Multi-language support
- Support for English, Chinese, Spanish and other languages, depending on the model.
- Configuration: In the
main.py
set up intranscribe
task and specify the target language. - Example: Transcribing Chinese speech, setting
language=zh
, make sure the microphone input is clear.
Cloud Deployment
- Hugging Face Spaces: Settings
APP_MODE=deployed
To configure the Turn server (refer tohttps://fastrtc.org/deployment/
). Upload the code and run it as prompted by the platform. - Other platforms: You need to manually configure WebRTC and the server environment to ensure that the ports are open.
error handling
- common error::
- "Failed to connect": Check the network or WebRTC configuration.
- "Model not found": confirmed
MODEL_ID
Correct and the model has been downloaded. - "ffmpeg not found": ensure that the
ffmpeg
Installed and in the system path.
- adjust components during testing: View terminal logs at runtime to record audio sample rate, model loading status, etc.
caveat
- software: GPU recommended for real-time reasoning, MPS support
whisper-large-v3-turbo
The - browser (software): Chrome or Firefox is recommended to ensure that WebRTC is functioning properly.
- speech accuracy: Subject to microphone quality and environment, recommended for use in quiet environments.
application scenario
- proceedings
In remote or on-site meetings, transcribe discussions in real time to generate transcripts. Teams can export and organize directly, eliminating the need for manual notes. - live captioning
Add real-time captioning to live broadcasts to improve content accessibility. Anchors can quickly maneuver through the Gradio interface and viewers instantly see the text. - language learning
Transcribe pronunciation as text to check accuracy when students are practicing a foreign language. Supports multiple languages, suitable for English, Chinese and other learning scenarios. - development cooperation
Developers can integrate the project into other applications to test WebRTC or ASR functionality. The open code supports secondary development.
QA
- Do I need to network?
No internet connection is required for local operation, models can be downloaded and used offline. Cloud deployment requires network support for WebRTC. - What languages are supported?
English is supported by default.
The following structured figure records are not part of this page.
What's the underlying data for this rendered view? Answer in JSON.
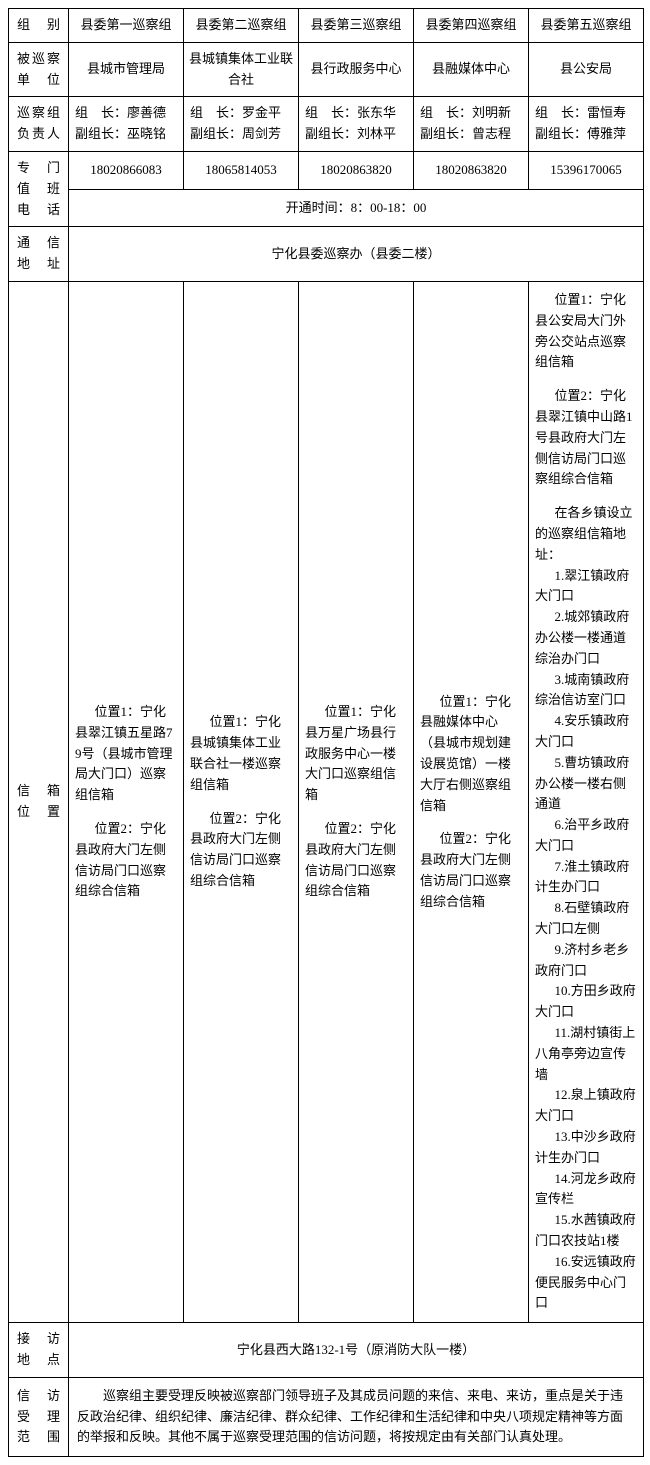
{
  "headers": {
    "group": "组　别",
    "inspectedUnit": "被巡察单　位",
    "leaders": "巡察组负责人",
    "phone": "专　门值　班电　话",
    "address": "通　信地　址",
    "mailbox": "信　箱位　置",
    "reception": "接　访地　点",
    "scope": "信　访受　理范　围"
  },
  "groups": {
    "g1": "县委第一巡察组",
    "g2": "县委第二巡察组",
    "g3": "县委第三巡察组",
    "g4": "县委第四巡察组",
    "g5": "县委第五巡察组"
  },
  "units": {
    "u1": "县城市管理局",
    "u2": "县城镇集体工业联合社",
    "u3": "县行政服务中心",
    "u4": "县融媒体中心",
    "u5": "县公安局"
  },
  "leaders": {
    "l1a": "组　长：廖善德",
    "l1b": "副组长：巫晓铭",
    "l2a": "组　长：罗金平",
    "l2b": "副组长：周剑芳",
    "l3a": "组　长：张东华",
    "l3b": "副组长：刘林平",
    "l4a": "组　长：刘明新",
    "l4b": "副组长：曾志程",
    "l5a": "组　长：雷恒寿",
    "l5b": "副组长：傅雅萍"
  },
  "phones": {
    "p1": "18020866083",
    "p2": "18065814053",
    "p3": "18020863820",
    "p4": "18020863820",
    "p5": "15396170065",
    "hours": "开通时间：8：00-18：00"
  },
  "address": "宁化县委巡察办（县委二楼）",
  "mailbox": {
    "m1a": "位置1：宁化县翠江镇五星路79号（县城市管理局大门口）巡察组信箱",
    "m1b": "位置2：宁化县政府大门左侧信访局门口巡察组综合信箱",
    "m2a": "位置1：宁化县城镇集体工业联合社一楼巡察组信箱",
    "m2b": "位置2：宁化县政府大门左侧信访局门口巡察组综合信箱",
    "m3a": "位置1：宁化县万星广场县行政服务中心一楼大门口巡察组信箱",
    "m3b": "位置2：宁化县政府大门左侧信访局门口巡察组综合信箱",
    "m4a": "位置1：宁化县融媒体中心（县城市规划建设展览馆）一楼大厅右侧巡察组信箱",
    "m4b": "位置2：宁化县政府大门左侧信访局门口巡察组综合信箱",
    "m5a": "位置1：宁化县公安局大门外旁公交站点巡察组信箱",
    "m5b": "位置2：宁化县翠江镇中山路1号县政府大门左侧信访局门口巡察组综合信箱",
    "m5hdr": "在各乡镇设立的巡察组信箱地址：",
    "m5_1": "1.翠江镇政府大门口",
    "m5_2": "2.城郊镇政府办公楼一楼通道综治办门口",
    "m5_3": "3.城南镇政府综治信访室门口",
    "m5_4": "4.安乐镇政府大门口",
    "m5_5": "5.曹坊镇政府办公楼一楼右侧通道",
    "m5_6": "6.治平乡政府大门口",
    "m5_7": "7.淮土镇政府计生办门口",
    "m5_8": "8.石壁镇政府大门口左侧",
    "m5_9": "9.济村乡老乡政府门口",
    "m5_10": "10.方田乡政府大门口",
    "m5_11": "11.湖村镇街上八角亭旁边宣传墙",
    "m5_12": "12.泉上镇政府大门口",
    "m5_13": "13.中沙乡政府计生办门口",
    "m5_14": "14.河龙乡政府宣传栏",
    "m5_15": "15.水茜镇政府门口农技站1楼",
    "m5_16": "16.安远镇政府便民服务中心门口"
  },
  "reception": "宁化县西大路132-1号（原消防大队一楼）",
  "scope": "巡察组主要受理反映被巡察部门领导班子及其成员问题的来信、来电、来访，重点是关于违反政治纪律、组织纪律、廉洁纪律、群众纪律、工作纪律和生活纪律和中央八项规定精神等方面的举报和反映。其他不属于巡察受理范围的信访问题，将按规定由有关部门认真处理。"
}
Settingslanguage
Parameters can support Chinese, Spanish, etc., depending on the Whisper model. - How to improve transcription accuracy?
Use a high-quality microphone, maintain a quiet environment, and choose a large model (such as awhisper-large-v3-turbo
). - Can I customize the interface?
Yes, FastAPI mode editableindex.html
, adjusting styles or adding features. - Why is transcription delayed?
May be due to lack of hardware performance or network issues. GPU is recommended, check WebRTC configuration.